The Best Ways to Learn English Vocabulary
1. Keep a list
Words are all around us. Sitting down and looking up words in a dictionary is not the only way to find new vocabulary. You can find new words by talking with other English speakers, watching shows in English, reading the news. —anywhere, anytime. To keep track of new words, keep a vocabulary list.
Put this list somewhere portable (easy to carry around)—a little notebook, your phone—so you can access it from anywhere.
As you find words you don’t know, write them down. Make sure to keep plenty of space between words so that you can write more about the words later. When you get the chance (at the end of the day, or at the end of the week) find out what these words mean. You can write the definition however you want, translated to your native language, copied from the English dictionary or written in your own original words.
However you do it, we recommend also writing down the part of speech (e.g., verb, noun, adjective), different versions of the word (for example, if you write down the word “fish” you could also write down information for fishing, fishy, fisherman, etc.), and a full sentence using the word.
2. Use new words in conversations
Now that you have a list, it can be easy to forget about these words as you move on to new ones. This is especially true for common words and words that you’re not sure how to use. The more you use the words, the better you’ll remember them.
Read your list at the end of each week. Try using your new words during the week as often as you can. After you have been recording lists for a while, go back and read your old lists. How well do you remember those words from the older lists? Take any words you have forgotten from your old lists and add them to your new list.
3. Don’t try to remember words alone
As we already mentioned, it is better (and easier) to learn new vocabulary by giving them some context. One way to do this is to remember words in a sentence. This is a great option because you will not only know the word, but you will also know exactly how to use it in conversation.
Another option is to remember words by groups. If you just learned the word “humongous” (very large), you can memorize it by thinking of a group of words getting bigger and bigger—large, huge, humongous. This also gives the chance to learn even more words at the same time.
For example: large, humongous, gargantuan. What do you think “gargantuan” means?
4.Learn word parts
Many words can be broken down into smaller parts. For example, the word “dictionary” comes from the Latin word dictio, which means “to speak.”
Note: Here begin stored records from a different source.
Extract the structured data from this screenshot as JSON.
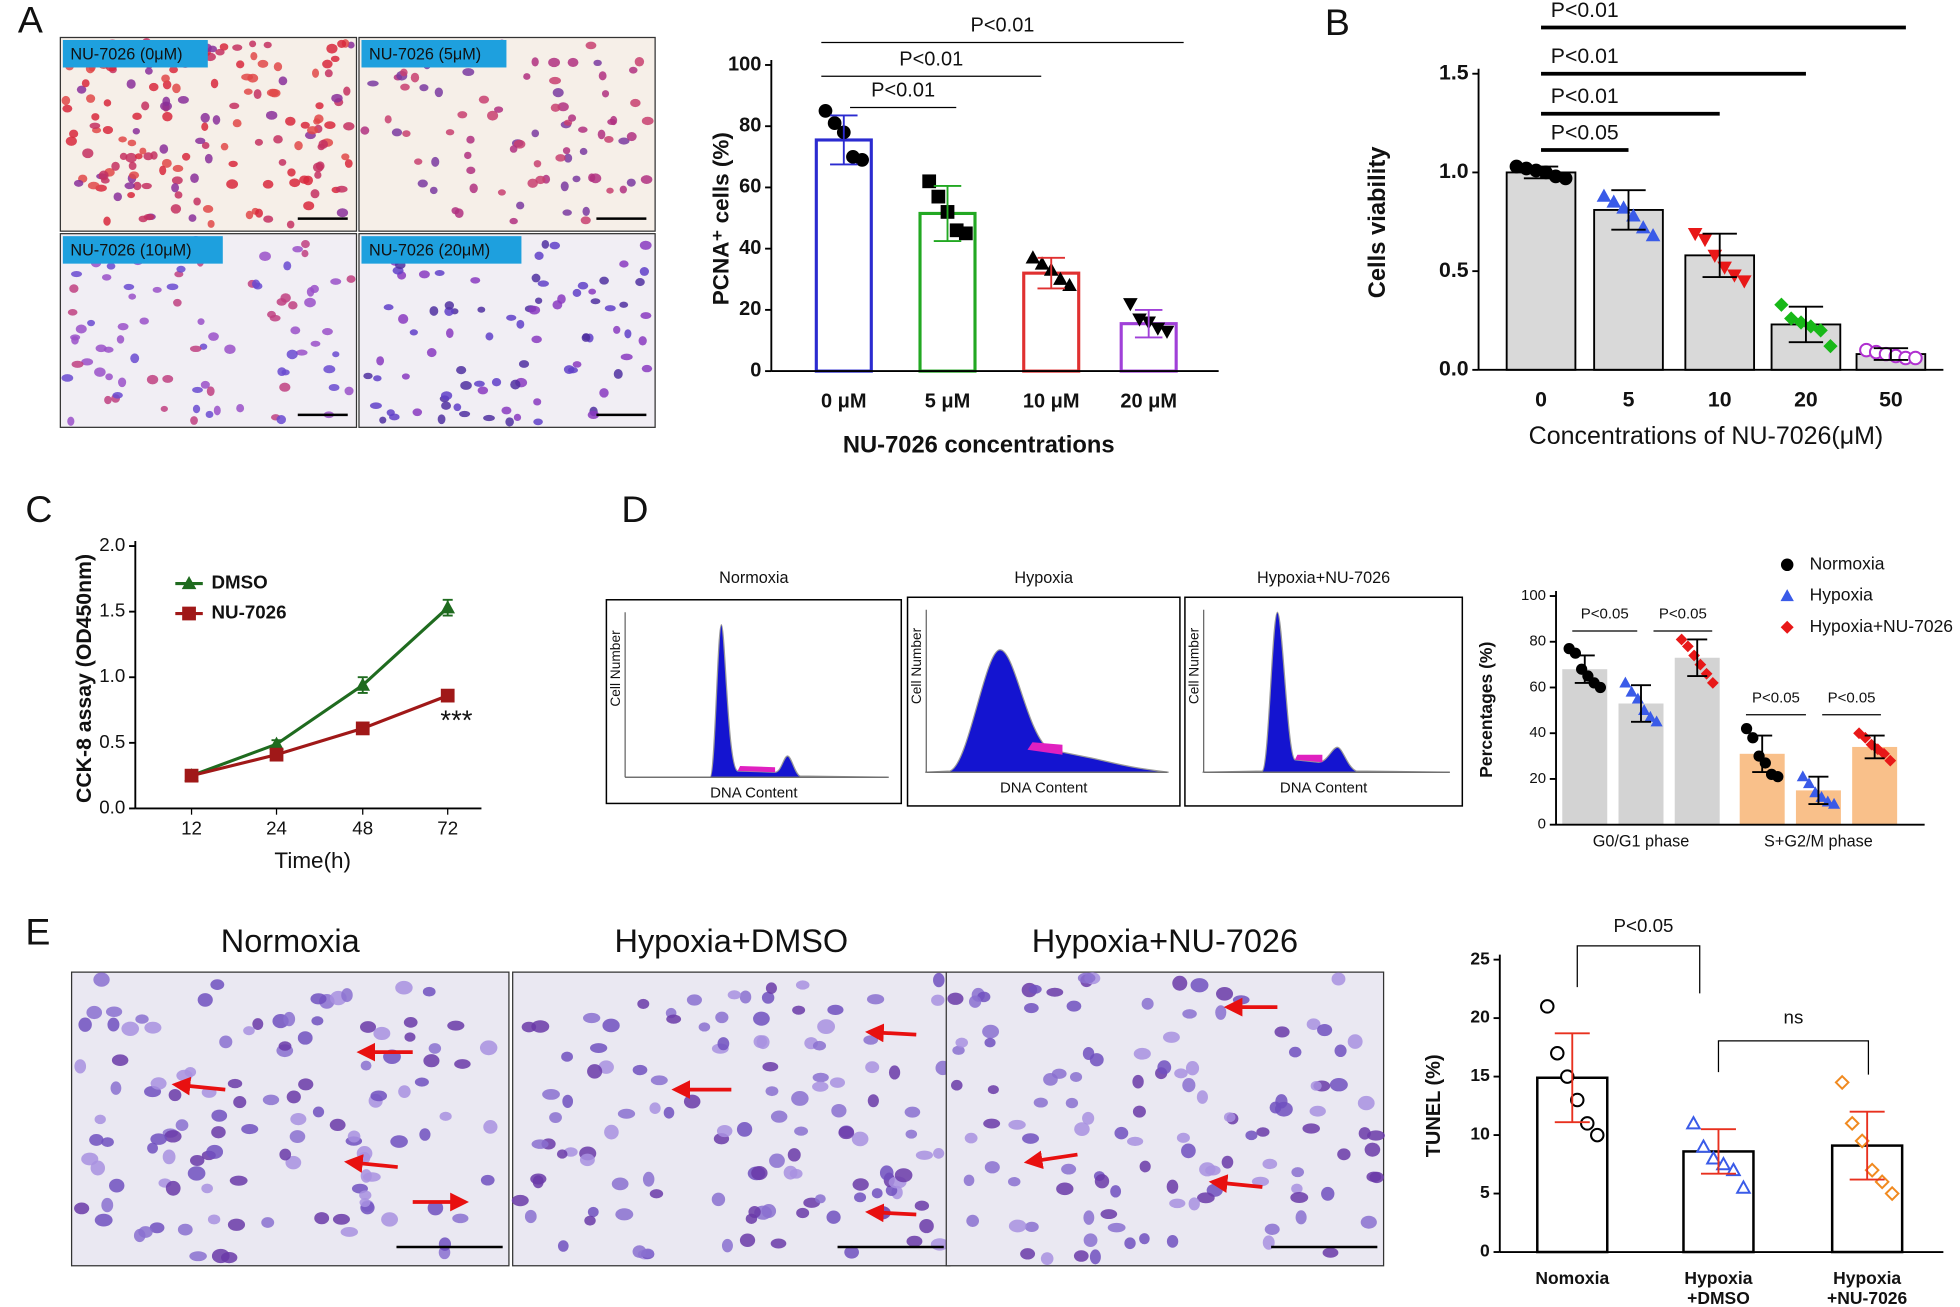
{
  "panels": {
    "labels": [
      "A",
      "B",
      "C",
      "D",
      "E"
    ]
  },
  "micrographs_a": {
    "labels": [
      "NU-7026 (0μM)",
      "NU-7026 (5μM)",
      "NU-7026 (10μM)",
      "NU-7026 (20μM)"
    ]
  },
  "flow": {
    "titles": [
      "Normoxia",
      "Hypoxia",
      "Hypoxia+NU-7026"
    ],
    "x_label": "DNA Content",
    "y_label": "Cell Number"
  },
  "micrographs_e": {
    "titles": [
      "Normoxia",
      "Hypoxia+DMSO",
      "Hypoxia+NU-7026"
    ]
  },
  "chart_data": [
    {
      "type": "bar",
      "y_label": "PCNA⁺ cells (%)",
      "x_label": "NU-7026 concentrations",
      "categories": [
        "0 μM",
        "5 μM",
        "10 μM",
        "20 μM"
      ],
      "values": [
        75.5,
        51.5,
        32,
        15.5
      ],
      "errors": [
        8,
        9,
        5,
        4.5
      ],
      "colors": [
        "#2b2bd0",
        "#22a822",
        "#e03030",
        "#a040d8"
      ],
      "points": [
        [
          85,
          81,
          78,
          70,
          69
        ],
        [
          62,
          57,
          52,
          46,
          45
        ],
        [
          37,
          35,
          33,
          30,
          28
        ],
        [
          22,
          17,
          16,
          14,
          13
        ]
      ],
      "point_colors": [
        "#000",
        "#000",
        "#000",
        "#000"
      ],
      "markers": [
        "circle",
        "square",
        "triangle",
        "triangle-down"
      ],
      "ylim": [
        0,
        100
      ],
      "yticks": [
        0,
        20,
        40,
        60,
        80,
        100
      ],
      "annotations": [
        "P<0.01",
        "P<0.01",
        "P<0.01"
      ]
    },
    {
      "type": "bar",
      "y_label": "Cells viability",
      "x_label": "Concentrations of NU-7026(μM)",
      "categories": [
        "0",
        "5",
        "10",
        "20",
        "50"
      ],
      "values": [
        1.0,
        0.81,
        0.58,
        0.23,
        0.08
      ],
      "errors": [
        0.03,
        0.1,
        0.11,
        0.09,
        0.03
      ],
      "bar_color": "#d9d9d9",
      "edge_color": "#000000",
      "points": [
        [
          1.03,
          1.02,
          1.01,
          1.0,
          0.98,
          0.97
        ],
        [
          0.88,
          0.85,
          0.82,
          0.78,
          0.72,
          0.68
        ],
        [
          0.69,
          0.66,
          0.58,
          0.52,
          0.48,
          0.45
        ],
        [
          0.33,
          0.26,
          0.24,
          0.22,
          0.2,
          0.12
        ],
        [
          0.1,
          0.09,
          0.08,
          0.07,
          0.06,
          0.06
        ]
      ],
      "point_colors": [
        "#000000",
        "#3a5be8",
        "#e81818",
        "#18b818",
        "#b030d0"
      ],
      "markers": [
        "circle",
        "triangle",
        "triangle-down",
        "diamond",
        "circle-open"
      ],
      "ylim": [
        0,
        1.5
      ],
      "yticks": [
        {
          "value": 0,
          "label": "0.0"
        },
        {
          "value": 0.5,
          "label": "0.5"
        },
        {
          "value": 1,
          "label": "1.0"
        },
        {
          "value": 1.5,
          "label": "1.5"
        }
      ],
      "annotations": [
        "P<0.05",
        "P<0.01",
        "P<0.01",
        "P<0.01"
      ]
    },
    {
      "type": "line",
      "y_label": "CCK-8 assay (OD450nm)",
      "x_label": "Time(h)",
      "categories": [
        "12",
        "24",
        "48",
        "72"
      ],
      "series": [
        {
          "name": "DMSO",
          "color": "#1f6b1f",
          "marker": "triangle",
          "values": [
            0.25,
            0.49,
            0.94,
            1.53
          ],
          "errors": [
            0.02,
            0.03,
            0.06,
            0.06
          ]
        },
        {
          "name": "NU-7026",
          "color": "#a01818",
          "marker": "square",
          "values": [
            0.25,
            0.41,
            0.61,
            0.86
          ],
          "errors": [
            0.02,
            0.02,
            0.02,
            0.03
          ]
        }
      ],
      "ylim": [
        0,
        2
      ],
      "yticks": [
        {
          "value": 0,
          "label": "0.0"
        },
        {
          "value": 0.5,
          "label": "0.5"
        },
        {
          "value": 1,
          "label": "1.0"
        },
        {
          "value": 1.5,
          "label": "1.5"
        },
        {
          "value": 2,
          "label": "2.0"
        }
      ],
      "annotations": [
        "***"
      ]
    },
    {
      "type": "grouped_bar",
      "y_label": "Percentages (%)",
      "categories": [
        "G0/G1 phase",
        "S+G2/M phase"
      ],
      "bar_colors": [
        "#d3d3d3",
        "#f9c08a"
      ],
      "series": [
        {
          "name": "Normoxia",
          "color": "#000000",
          "marker": "circle",
          "values": [
            68,
            31
          ],
          "errors": [
            6,
            8
          ],
          "points": [
            [
              77,
              75,
              68,
              65,
              62,
              60
            ],
            [
              42,
              38,
              30,
              27,
              22,
              21
            ]
          ]
        },
        {
          "name": "Hypoxia",
          "color": "#3a5be8",
          "marker": "triangle",
          "values": [
            53,
            15
          ],
          "errors": [
            8,
            6
          ],
          "points": [
            [
              62,
              58,
              55,
              50,
              47,
              45
            ],
            [
              21,
              18,
              14,
              12,
              10,
              9
            ]
          ]
        },
        {
          "name": "Hypoxia+NU-7026",
          "color": "#e81818",
          "marker": "diamond",
          "values": [
            73,
            34
          ],
          "errors": [
            8,
            5
          ],
          "points": [
            [
              81,
              78,
              74,
              70,
              66,
              62
            ],
            [
              40,
              38,
              35,
              33,
              31,
              28
            ]
          ]
        }
      ],
      "ylim": [
        0,
        100
      ],
      "yticks": [
        0,
        20,
        40,
        60,
        80,
        100
      ],
      "annotations": [
        "P<0.05",
        "P<0.05",
        "P<0.05",
        "P<0.05"
      ]
    },
    {
      "type": "bar",
      "y_label": "TUNEL (%)",
      "categories": [
        [
          "Nomoxia"
        ],
        [
          "Hypoxia",
          "+DMSO"
        ],
        [
          "Hypoxia",
          "+NU-7026"
        ]
      ],
      "values": [
        14.9,
        8.6,
        9.1
      ],
      "errors": [
        3.8,
        1.9,
        2.9
      ],
      "bar_color": "#ffffff",
      "edge_color": "#000000",
      "error_color": "#e8301e",
      "points": [
        [
          21,
          17,
          15,
          13,
          11,
          10
        ],
        [
          11,
          9,
          8,
          7.5,
          7,
          5.5
        ],
        [
          14.5,
          11,
          9.5,
          7,
          6,
          5
        ]
      ],
      "point_colors": [
        "#000000",
        "#3a5be8",
        "#f08a20"
      ],
      "markers": [
        "circle-open",
        "triangle-open",
        "diamond-open"
      ],
      "ylim": [
        0,
        25
      ],
      "yticks": [
        0,
        5,
        10,
        15,
        20,
        25
      ],
      "annotations": [
        "P<0.05",
        "ns"
      ]
    }
  ]
}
This is called the root of the word. A root word is a base used to create many words. Now that you know the root word dictio, you might notice it in other words too, like dictate, dictator and contradict. Even if you don’t know what the words mean, you now know that they have something to do with speaking.
Learning word parts is a great idea because you don’t just learn one word, you learn other words that use these parts. You will also be better at guessing the meanings of new English words, because you will know what some parts of these words mean.
There are more parts to words than roots. Along with roots, words use prefixes (word parts that come in the beginning of the word) and suffixes(word parts that come at the end of a word).
5. Learn the culture
There are a number of different kinds of English around the world. British and American English might seem the same, but there are many little differences.
When you are learning new words, keep in mind which country you plan to visit, live in or work in. You should learn British English if you plan to go to England, American English if you plan to go to America, and so on.
The word color, for example, is spelled as “colour” in British English. British people used the words “brilliant” and “cheers” often, but Americans prefer to say “cool” instead of “brilliant” and “see you” instead of “cheers.”
Keep this in mind as you learn new words, and remember to learn words from the right kind of English.
6. Ask “What does that mean?”
Finally, never be afraid to ask questions!
If someone uses words you don’t understand, ask them “what does that mean?” Many people are very patient and understanding if you tell them that you’re learning English. In fact, many will actually enjoy helping you!
Aren’t you glad there are many different ways to learn?
This way you can try everything and find what works best for you.
Study hard but have fun, and before you know if you’ll have a gargantuan vocabulary!